Quelles sont les mesures concrètes qui doivent être prises pour stopper cette menace ?
En accordant aux [Juifs] de France l’égalité des droits, Napoléon Bonaparte a dit que « l’attitude nationale à l’égard des Juifs est le baromètre de la civilisation de la société ».
Pourquoi cela ?
Historiquement, les Juifs ont toujours fait partie des citoyens les plus loyaux à leurs pays, et ont toujours fait de leur mieux pour s’intégrer et devenir des piliers de la société, à tous les égards.
Ainsi, pour tous ceux qui souhaitaient défaire le tissu sociétal, les extrémistes, de droite comme de gauche, les Juifs étaient un symbole des fondations de la société.
Le rejet des Juifs était un rejet de l’ordre mondial. Ils étaient toujours les premiers ciblés, mais jamais les derniers.
Les nazis ont anéanti un tiers du peuple juif, soit 6 millions de personnes, mais au total, plus de 60 millions de personnes ont été tuées pendant la Seconde Guerre mondiale, et le monde s’est arrêté aux portes de la déchéance.
Si les extrémistes ne se sont pas arrêtés aux portes de l’antisémitisme, ils prendront le pouvoir exécutif dans leurs pays respectifs.
Et quelle est la situation actuelle ?
Qui aurait imaginé que seulement 75 ans après la Shoah, les Juifs auraient à nouveau peur de marcher dans les rues d’Europe avec des symboles
juifs ?
Qui aurait imaginé que les synagogues seraient attaquées, les cimetières détruits, profanés, régulièrement ?
En tant que président du Congrès juif européen, je ne peux que vous dépeindre un tableau des communautés qui se cachent derrière des hauts portails et d’épaisses portes blindées.
Plus de 80 % d’entre eux ne se sentent pas en sécurité en Europe, 40 % envisagent de quitter définitivement l’Europe, et ces dernières années, 3 % d’entre eux, chaque année, ont passé ce cap.
Si nous réfléchissons un instant à ces chiffres, cela signifie qu’à ce rythme, d’ici 30 ans, il pourrait ne plus y avoir de Juifs d’Europe.
Que peut-on faire ?
Premièrement, nous devons instruire – sur la Shoah et sur les dangers de l’antisémitisme, du racisme et de la xénophobie, et ce depuis le plus jeune âge.

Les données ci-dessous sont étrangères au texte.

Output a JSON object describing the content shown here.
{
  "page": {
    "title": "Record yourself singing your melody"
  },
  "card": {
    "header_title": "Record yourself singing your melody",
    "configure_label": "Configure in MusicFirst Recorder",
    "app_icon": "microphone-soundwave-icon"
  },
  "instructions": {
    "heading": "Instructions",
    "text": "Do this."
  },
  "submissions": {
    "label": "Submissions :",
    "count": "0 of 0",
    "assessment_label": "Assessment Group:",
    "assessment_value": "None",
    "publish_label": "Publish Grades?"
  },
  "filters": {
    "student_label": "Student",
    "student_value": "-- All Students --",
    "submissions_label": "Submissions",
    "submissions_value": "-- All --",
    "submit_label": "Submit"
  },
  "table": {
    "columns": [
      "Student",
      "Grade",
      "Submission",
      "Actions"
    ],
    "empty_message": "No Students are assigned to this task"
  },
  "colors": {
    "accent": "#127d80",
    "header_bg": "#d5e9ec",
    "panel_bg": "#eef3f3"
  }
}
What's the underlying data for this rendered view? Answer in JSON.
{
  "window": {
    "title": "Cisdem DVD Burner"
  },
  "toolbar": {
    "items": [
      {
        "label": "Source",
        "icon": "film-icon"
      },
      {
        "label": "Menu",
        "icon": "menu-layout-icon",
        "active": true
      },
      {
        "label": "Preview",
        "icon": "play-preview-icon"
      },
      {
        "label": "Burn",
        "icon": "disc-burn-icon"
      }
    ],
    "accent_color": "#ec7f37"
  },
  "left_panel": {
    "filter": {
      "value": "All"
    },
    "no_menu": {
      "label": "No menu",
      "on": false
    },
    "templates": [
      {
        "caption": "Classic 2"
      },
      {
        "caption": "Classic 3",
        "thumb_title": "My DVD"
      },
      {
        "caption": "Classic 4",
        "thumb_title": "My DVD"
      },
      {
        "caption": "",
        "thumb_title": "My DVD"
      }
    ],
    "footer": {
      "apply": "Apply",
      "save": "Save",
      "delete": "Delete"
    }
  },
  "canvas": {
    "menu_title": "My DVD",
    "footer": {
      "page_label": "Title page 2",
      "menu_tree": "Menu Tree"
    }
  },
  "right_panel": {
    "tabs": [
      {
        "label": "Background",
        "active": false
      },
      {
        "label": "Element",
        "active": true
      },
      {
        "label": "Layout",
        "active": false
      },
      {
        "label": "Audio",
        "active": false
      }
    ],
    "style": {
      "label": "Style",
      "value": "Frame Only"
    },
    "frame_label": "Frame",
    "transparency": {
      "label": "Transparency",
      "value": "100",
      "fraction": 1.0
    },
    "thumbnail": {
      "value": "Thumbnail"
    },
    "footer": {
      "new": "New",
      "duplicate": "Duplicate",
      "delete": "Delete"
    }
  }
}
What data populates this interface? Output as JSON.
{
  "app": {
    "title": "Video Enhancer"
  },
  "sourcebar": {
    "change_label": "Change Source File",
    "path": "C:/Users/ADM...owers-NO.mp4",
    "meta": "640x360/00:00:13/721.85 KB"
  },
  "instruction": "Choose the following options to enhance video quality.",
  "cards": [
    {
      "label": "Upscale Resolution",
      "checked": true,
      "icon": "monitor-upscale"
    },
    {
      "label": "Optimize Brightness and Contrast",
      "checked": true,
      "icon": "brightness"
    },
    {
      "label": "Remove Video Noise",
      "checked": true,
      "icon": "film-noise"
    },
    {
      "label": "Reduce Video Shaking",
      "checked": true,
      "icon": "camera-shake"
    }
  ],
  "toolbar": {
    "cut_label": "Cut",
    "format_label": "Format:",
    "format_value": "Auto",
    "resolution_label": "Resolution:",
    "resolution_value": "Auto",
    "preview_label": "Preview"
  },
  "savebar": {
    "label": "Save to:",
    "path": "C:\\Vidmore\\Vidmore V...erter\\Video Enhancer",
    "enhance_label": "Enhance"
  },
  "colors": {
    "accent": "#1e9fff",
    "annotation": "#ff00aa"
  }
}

Deuxièmement, nous devons adopter des lois sensées et troisièmement, les appliquer.
En ce sens, nous avons tant à apprendre les uns des autres.

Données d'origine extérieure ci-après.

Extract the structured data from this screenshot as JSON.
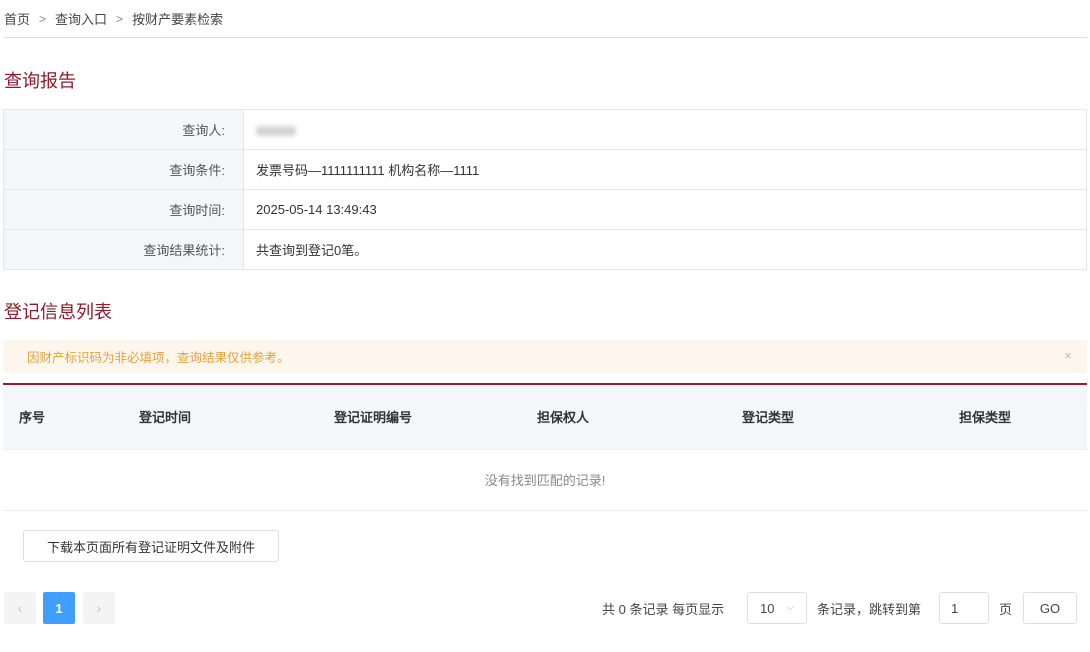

A titre d’exemple, l’Allemagne a adopté une loi, il y a deux ans, contre le discours raciste en ligne, s’attaquant à l’une des plus puissantes plateformes pour l’antisémitisme et le racisme aujourd’hui, Internet.
Les Etats-Unis ont récemment pris à bras-le-corps l’antisémitisme sur les campus universitaires, avec un décret qui permet de réduire les fonds alloués aux universités qui ne luttent pas contre l’antisémitisme.

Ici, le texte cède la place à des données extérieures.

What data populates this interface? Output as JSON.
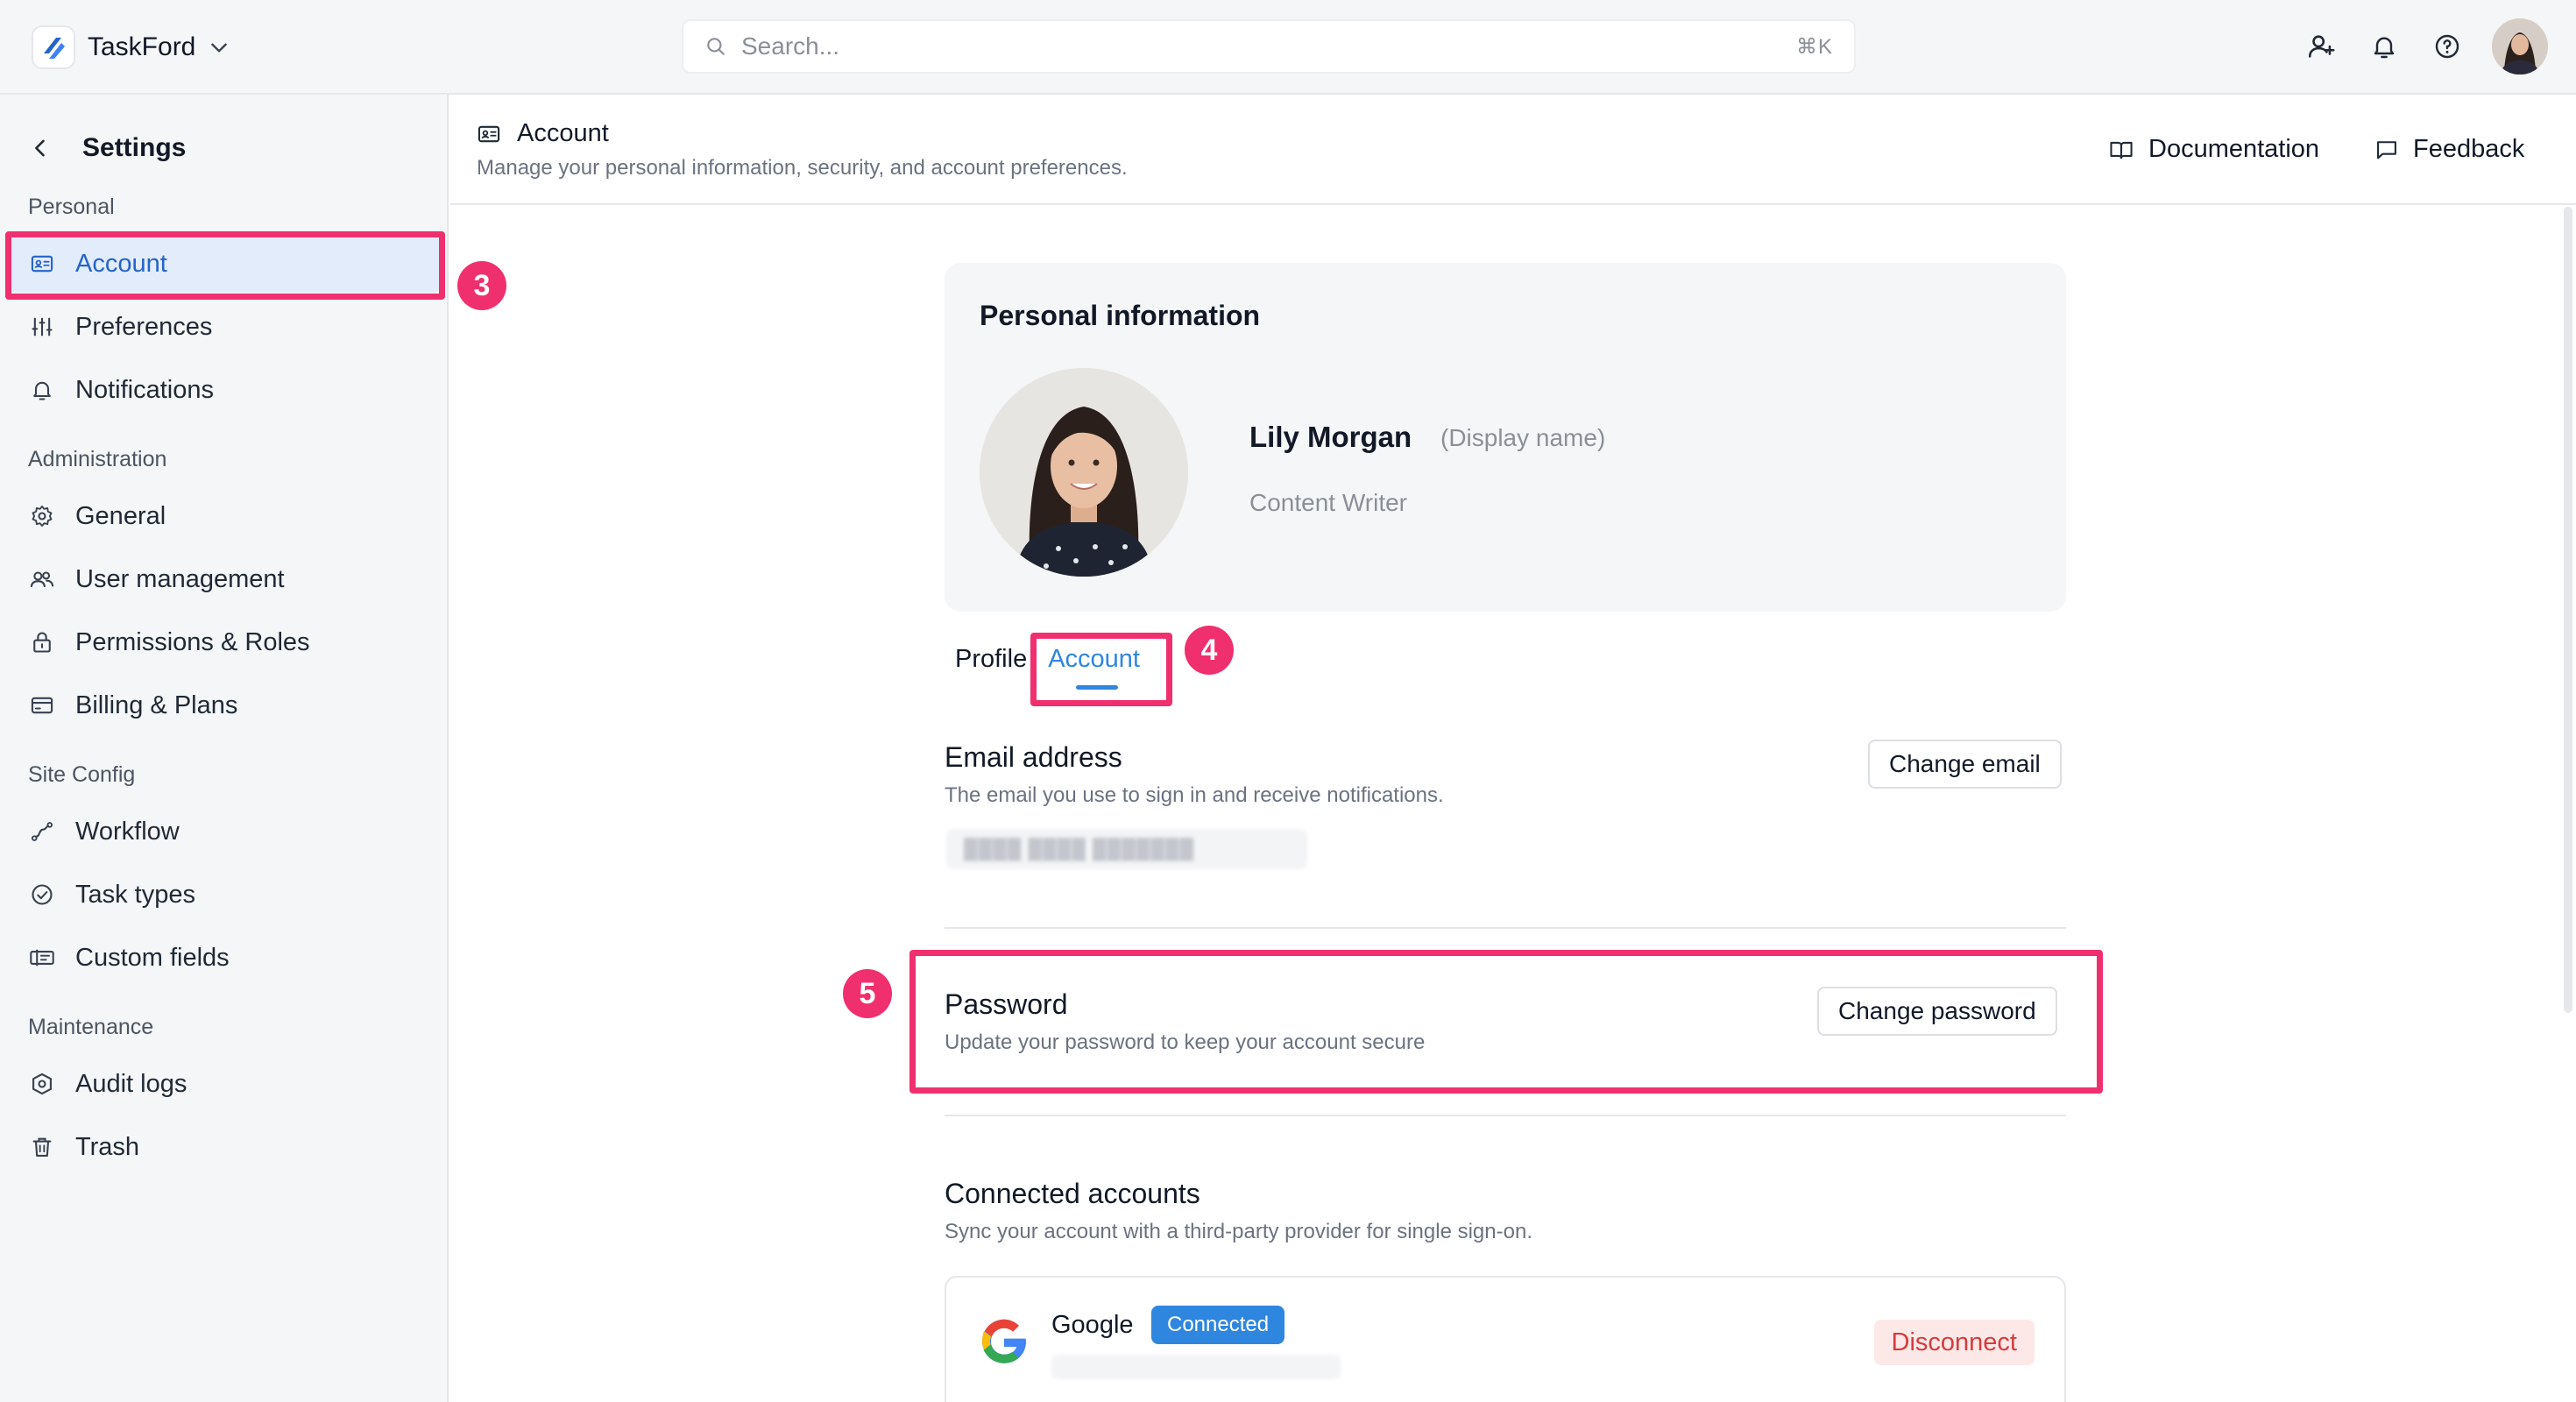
{
  "brand": {
    "name": "TaskFord",
    "color": "#2563c9"
  },
  "search": {
    "placeholder": "Search...",
    "shortcut": "⌘K"
  },
  "topbar": {
    "icons": [
      "user-add-icon",
      "bell-icon",
      "help-icon",
      "avatar"
    ]
  },
  "sidebar": {
    "title": "Settings",
    "sections": [
      {
        "label": "Personal",
        "items": [
          {
            "label": "Account",
            "icon": "id-card-icon",
            "active": true
          },
          {
            "label": "Preferences",
            "icon": "sliders-icon"
          },
          {
            "label": "Notifications",
            "icon": "bell-icon"
          }
        ]
      },
      {
        "label": "Administration",
        "items": [
          {
            "label": "General",
            "icon": "gear-icon"
          },
          {
            "label": "User management",
            "icon": "users-icon"
          },
          {
            "label": "Permissions & Roles",
            "icon": "lock-icon"
          },
          {
            "label": "Billing & Plans",
            "icon": "credit-card-icon"
          }
        ]
      },
      {
        "label": "Site Config",
        "items": [
          {
            "label": "Workflow",
            "icon": "workflow-icon"
          },
          {
            "label": "Task types",
            "icon": "check-circle-icon"
          },
          {
            "label": "Custom fields",
            "icon": "fields-icon"
          }
        ]
      },
      {
        "label": "Maintenance",
        "items": [
          {
            "label": "Audit logs",
            "icon": "shield-icon"
          },
          {
            "label": "Trash",
            "icon": "trash-icon"
          }
        ]
      }
    ]
  },
  "header": {
    "title": "Account",
    "subtitle": "Manage your personal information, security, and account preferences.",
    "documentation": "Documentation",
    "feedback": "Feedback"
  },
  "personal": {
    "title": "Personal information",
    "name": "Lily Morgan",
    "display_hint": "(Display name)",
    "role": "Content Writer"
  },
  "tabs": [
    {
      "label": "Profile",
      "active": false
    },
    {
      "label": "Account",
      "active": true
    }
  ],
  "email": {
    "title": "Email address",
    "desc": "The email you use to sign in and receive notifications.",
    "button": "Change email"
  },
  "password": {
    "title": "Password",
    "desc": "Update your password to keep your account secure",
    "button": "Change password"
  },
  "connected": {
    "title": "Connected accounts",
    "desc": "Sync your account with a third-party provider for single sign-on.",
    "provider": "Google",
    "status": "Connected",
    "disconnect": "Disconnect"
  },
  "annotations": {
    "step3": "3",
    "step4": "4",
    "step5": "5",
    "color": "#f0306e"
  },
  "colors": {
    "accent": "#2f86de",
    "active_bg": "#e2ecfb",
    "danger": "#d63b3b"
  }
}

La France a adopté une loi contre le boycott des personnes et des produits sur la base de la nationalité, s’attaquant ainsi à la nouvelle forme d’antisémitisme qui cible l’Etat hébreu.
Il y a quelques semaines, ils ont adopté une loi qui admet que l’antisionisme est du ressort de l’antisémitisme !
La Grande-Bretagne est un modèle sur la façon de répondre à l’antisémitisme. Elle a créé un groupe de travail, mobilisé des agences d’applications de la loi, des institutions juridiques et des organisations de la société civile, afin de coordonner et d’agir efficacement contre l’antisémitisme.
Et c’est en Russie que les chiffres de l’antisémitisme sont au plus bas, en raison d’une politique très intransigeante à l’égard de l’antisémitisme. Les incidents antisémites sont traités avec la plus grande sévérité. L’antisémitisme est donc pratiquement éliminé de l’espace public.
Ces cinq exemples positifs de leadership fort devraient être répandus partout en Europe et dans le monde.
En conclusion, nous devons assimiler juridiquement et concrètement les paroles et les actes de l’antisémitisme aux paroles et aux actes de l’extrémisme et du terrorisme.
Autrement, il sera trop tard, une fois que l’extrémisme aura pris le pouvoir exécutif, pays par pays, c’est-à-dire votre pouvoir et notre futur commun.
Nous sommes réunis aujourd’hui, unis par nos mots et notre croyance pour un futur libéré de tout antisémitisme, racisme et xénophobie. Ensemble, nous sèmerons des graines de confiance et de croyance, afin que soient exaucées nos prières de rédemption.
Je remercie chacun d’entre vous pour votre présence, votre dévotion, votre confiance et votre engagement.